If you're interested in obtaining some colorful eggs, you might find them at your local farmers market or at some big-name retailers — and don't worry, you can prepare them just as you would regular eggs.

Why do eggs turn different colors?

While the pigment known as protoporphyrin is responsible for brown and pinkish hues, another type of pigment, biliverdin, turns eggs blue and green. This substance is found throughout the animal kingdom, including in insects, fish, and even human bruises. Chickens that produce biliverdin, such as the Araucana, often look as unique as the eggs they lay. Though all eggshells begin as white canvases as they form in the hen's uterus, the pigments specific to each breed contribute to the color.
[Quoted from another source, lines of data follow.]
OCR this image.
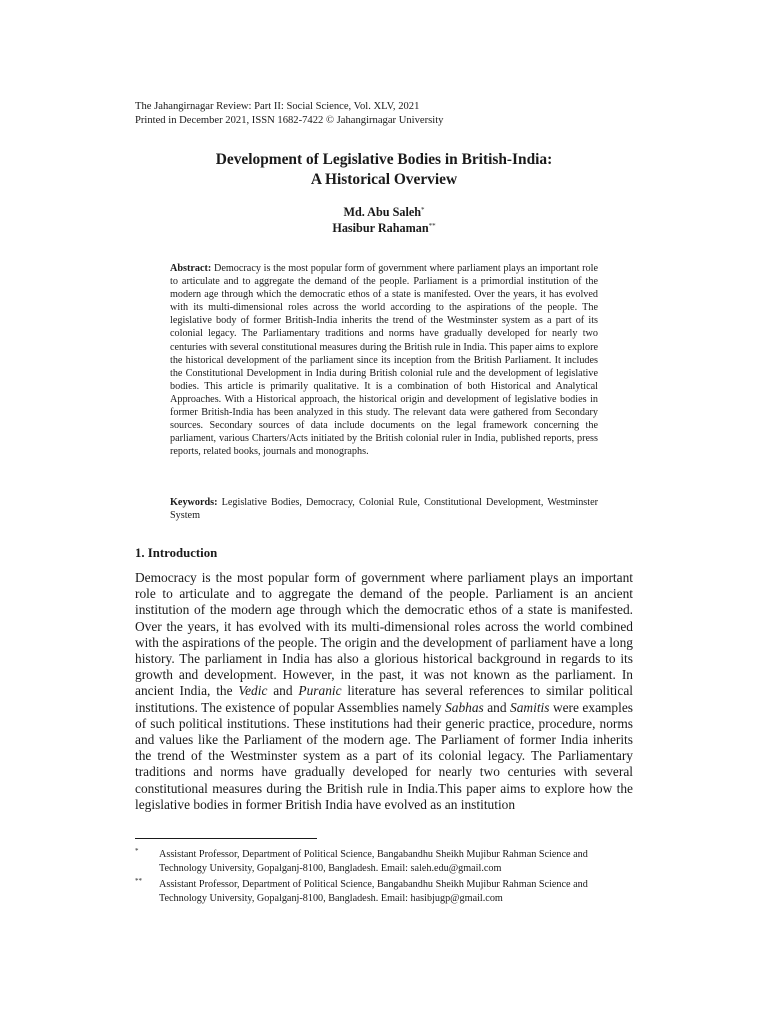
The Jahangirnagar Review: Part II: Social Science, Vol. XLV, 2021
Printed in December 2021, ISSN 1682-7422 © Jahangirnagar University
Development of Legislative Bodies in British-India:
A Historical Overview
Md. Abu Saleh*
Hasibur Rahaman**
Abstract: Democracy is the most popular form of government where parliament plays an important role to articulate and to aggregate the demand of the people. Parliament is a primordial institution of the modern age through which the democratic ethos of a state is manifested. Over the years, it has evolved with its multi-dimensional roles across the world according to the aspirations of the people. The legislative body of former British-India inherits the trend of the Westminster system as a part of its colonial legacy. The Parliamentary traditions and norms have gradually developed for nearly two centuries with several constitutional measures during the British rule in India. This paper aims to explore the historical development of the parliament since its inception from the British Parliament. It includes the Constitutional Development in India during British colonial rule and the development of legislative bodies. This article is primarily qualitative. It is a combination of both Historical and Analytical Approaches. With a Historical approach, the historical origin and development of legislative bodies in former British-India has been analyzed in this study. The relevant data were gathered from Secondary sources. Secondary sources of data include documents on the legal framework concerning the parliament, various Charters/Acts initiated by the British colonial ruler in India, published reports, press reports, related books, journals and monographs.
Keywords: Legislative Bodies, Democracy, Colonial Rule, Constitutional Development, Westminster System
1. Introduction
Democracy is the most popular form of government where parliament plays an important role to articulate and to aggregate the demand of the people. Parliament is an ancient institution of the modern age through which the democratic ethos of a state is manifested. Over the years, it has evolved with its multi-dimensional roles across the world combined with the aspirations of the people. The origin and the development of parliament have a long history. The parliament in India has also a glorious historical background in regards to its growth and development. However, in the past, it was not known as the parliament. In ancient India, the Vedic and Puranic literature has several references to similar political institutions. The existence of popular Assemblies namely Sabhas and Samitis were examples of such political institutions. These institutions had their generic practice, procedure, norms and values like the Parliament of the modern age. The Parliament of former India inherits the trend of the Westminster system as a part of its colonial legacy. The Parliamentary traditions and norms have gradually developed for nearly two centuries with several constitutional measures during the British rule in India.This paper aims to explore how the legislative bodies in former British India have evolved as an institution
* Assistant Professor, Department of Political Science, Bangabandhu Sheikh Mujibur Rahman Science and Technology University, Gopalganj-8100, Bangladesh. Email: saleh.edu@gmail.com
** Assistant Professor, Department of Political Science, Bangabandhu Sheikh Mujibur Rahman Science and Technology University, Gopalganj-8100, Bangladesh. Email: hasibjugp@gmail.com
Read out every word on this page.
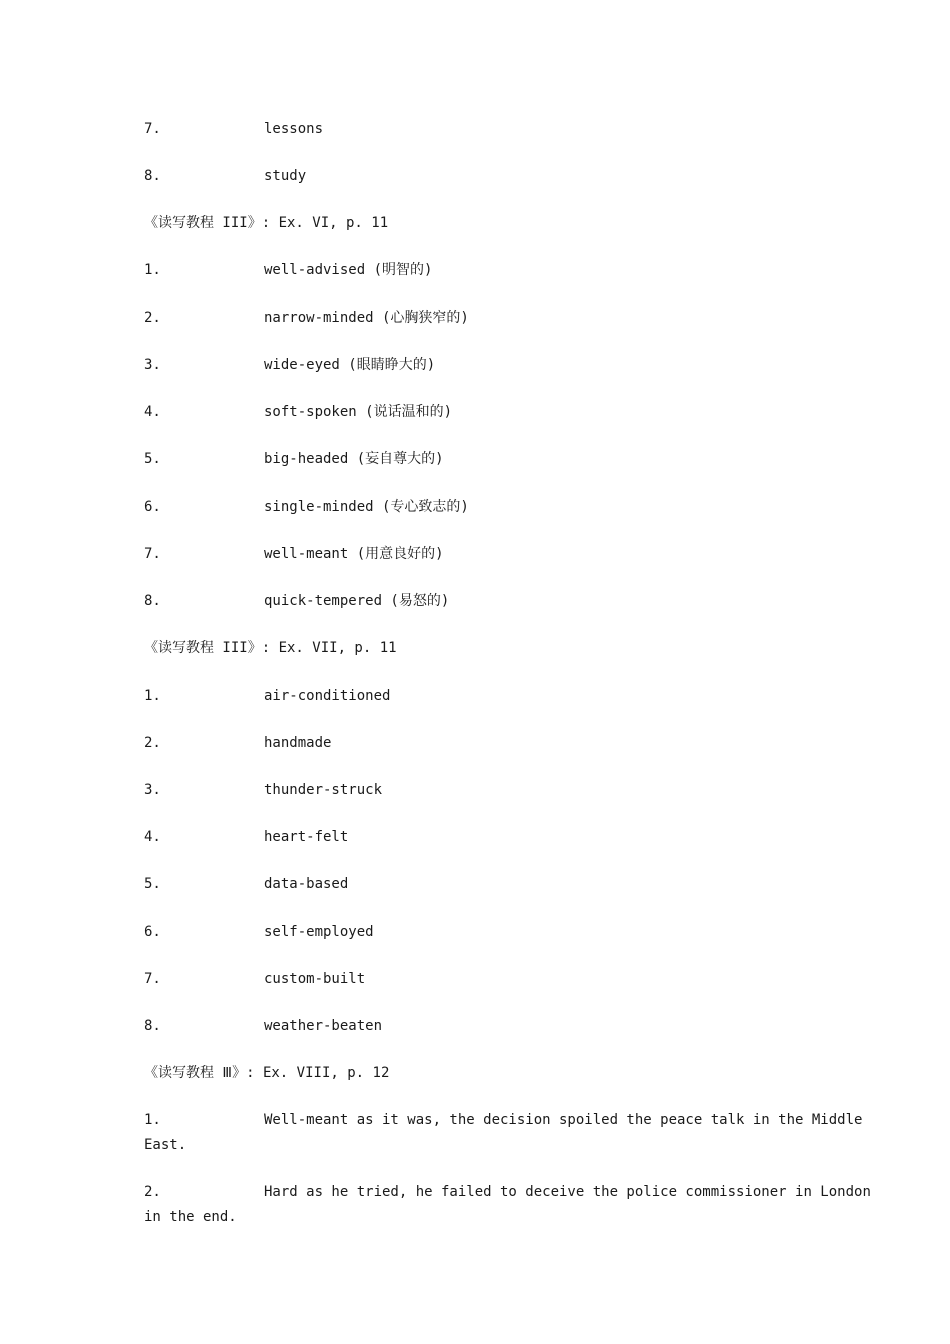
7.	lessons
8.	study
《读写教程 III》: Ex. VI, p. 11
1.	well-advised (明智的)
2.	narrow-minded (心胸狭窄的)
3.	wide-eyed (眼睛睁大的)
4.	soft-spoken (说话温和的)
5.	big-headed (妄自尊大的)
6.	single-minded (专心致志的)
7.	well-meant (用意良好的)
8.	quick-tempered (易怒的)
《读写教程 III》: Ex. VII, p. 11
1.	air-conditioned
2.	handmade
3.	thunder-struck
4.	heart-felt
5.	data-based
6.	self-employed
7.	custom-built
8.	weather-beaten
《读写教程 Ⅲ》: Ex. VIII, p. 12
1.	Well-meant as it was, the decision spoiled the peace talk in the Middle
East.
2.	Hard as he tried, he failed to deceive the police commissioner in London
in the end.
Other factors like diet and stress levels may influence the specific depth of shade, but the base color is a breed-specific phenomenon.

Breeds that produce blue, green, brown, or pink eggs don't lay them as quickly or consistently as chickens that lay white and brown eggs, so they're significantly more difficult to come by. You might be able to scout them out at your local farmers market, but blue eggs, in particular, are becoming more popular for mainstream consumption. Whole Foods sells cartons of them at select stores, and there have been several social media posts from flabbergasted folks who have spotted them at Costco.
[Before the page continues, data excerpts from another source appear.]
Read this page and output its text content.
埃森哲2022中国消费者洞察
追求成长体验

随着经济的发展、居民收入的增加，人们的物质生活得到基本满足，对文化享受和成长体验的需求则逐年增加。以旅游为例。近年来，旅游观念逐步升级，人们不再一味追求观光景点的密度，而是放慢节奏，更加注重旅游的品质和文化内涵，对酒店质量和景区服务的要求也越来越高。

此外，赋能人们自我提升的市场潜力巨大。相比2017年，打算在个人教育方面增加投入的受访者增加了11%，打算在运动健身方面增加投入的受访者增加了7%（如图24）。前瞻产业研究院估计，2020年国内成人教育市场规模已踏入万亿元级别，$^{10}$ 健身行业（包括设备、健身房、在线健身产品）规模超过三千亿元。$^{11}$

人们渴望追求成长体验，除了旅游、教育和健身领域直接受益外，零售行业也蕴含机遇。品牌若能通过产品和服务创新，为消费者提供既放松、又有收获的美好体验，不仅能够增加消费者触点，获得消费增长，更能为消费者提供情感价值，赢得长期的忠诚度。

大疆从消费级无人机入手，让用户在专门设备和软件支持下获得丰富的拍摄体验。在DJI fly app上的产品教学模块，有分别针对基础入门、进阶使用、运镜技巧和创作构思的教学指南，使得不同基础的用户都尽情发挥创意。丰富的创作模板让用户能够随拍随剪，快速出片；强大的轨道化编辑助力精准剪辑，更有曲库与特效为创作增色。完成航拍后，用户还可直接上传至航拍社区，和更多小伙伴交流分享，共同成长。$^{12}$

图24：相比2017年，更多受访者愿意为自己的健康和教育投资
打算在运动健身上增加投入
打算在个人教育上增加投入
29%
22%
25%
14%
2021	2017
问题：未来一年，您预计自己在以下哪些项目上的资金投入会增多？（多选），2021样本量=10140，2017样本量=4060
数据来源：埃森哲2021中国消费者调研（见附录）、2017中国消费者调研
Do you cook colored eggs any differently?

There's really no right or wrong way to cook eggs of different colors, such as blue and brown. Since these eggs often come from special "heritage breed" chickens that adhere to guidelines from the American Poultry Association, some people choose to savor them. Higher-quality eggs tend to perform better in baking recipes, especially when whipped in a bowl.
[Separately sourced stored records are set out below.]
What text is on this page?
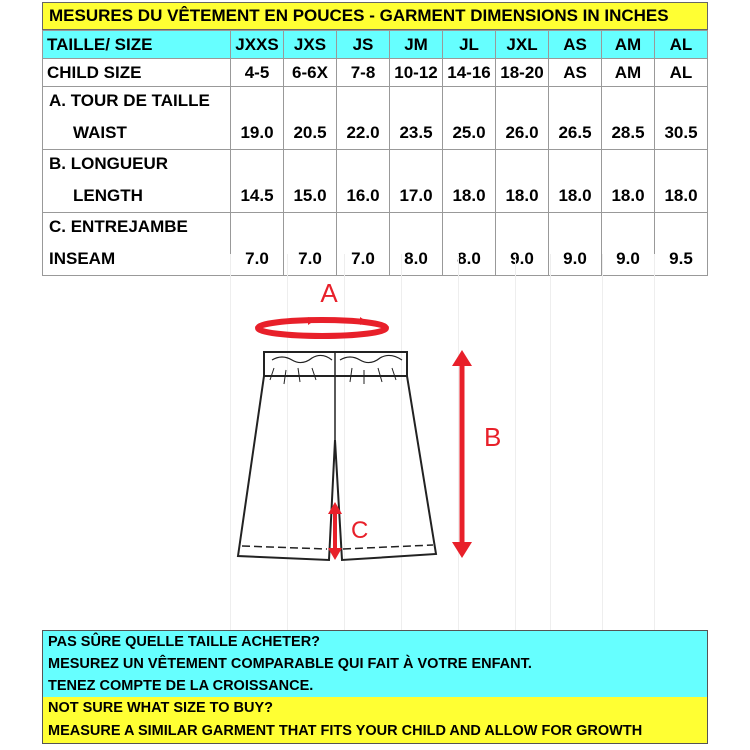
MESURES DU VÊTEMENT EN POUCES - GARMENT DIMENSIONS IN INCHES
TAILLE/ SIZE	JXXS	JXS	JS	JM	JL	JXL	AS	AM	AL
CHILD SIZE	4-5	6-6X	7-8	10-12	14-16	18-20	AS	AM	AL

A. TOUR DE TAILLE
WAIST	19.0	20.5	22.0	23.5	25.0	26.0	26.5	28.5	30.5

B. LONGUEUR
LENGTH	14.5	15.0	16.0	17.0	18.0	18.0	18.0	18.0	18.0

C. ENTREJAMBE
INSEAM	7.0	7.0	7.0	8.0	8.0	9.0	9.0	9.0	9.5
A
B
C
PAS SÛRE QUELLE TAILLE ACHETER?
MESUREZ UN VÊTEMENT COMPARABLE QUI FAIT À VOTRE ENFANT.
TENEZ COMPTE DE LA CROISSANCE.
NOT SURE WHAT SIZE TO BUY?
MEASURE A SIMILAR GARMENT THAT FITS YOUR CHILD AND ALLOW FOR GROWTH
In fact, the hue of an egg's yolk is a more accurate mark of quality and provides a better insight into how the supplying chicken was raised. Darker yolks with a deep orange hue often come from chickens fed on a plant-based diet, typically associated with free-ranging. In contrast, lighter yellow yolks usually indicate that the chickens were fed more wheat. There may be a correlation between non-white eggs and free-range diets, since these chickens are often farmed on a more local scale, but causation is not necessarily implied. The taste differences between colorful eggs and plain ones are also debatable, though many swear that the more colorful an egg is, the better it tastes. However, there's no evidence of a nutritional difference between the two types. You can, however, take pride in the fact that you're likely supporting local farms if you purchase multicolored eggs. Plus, they just look so darn pretty.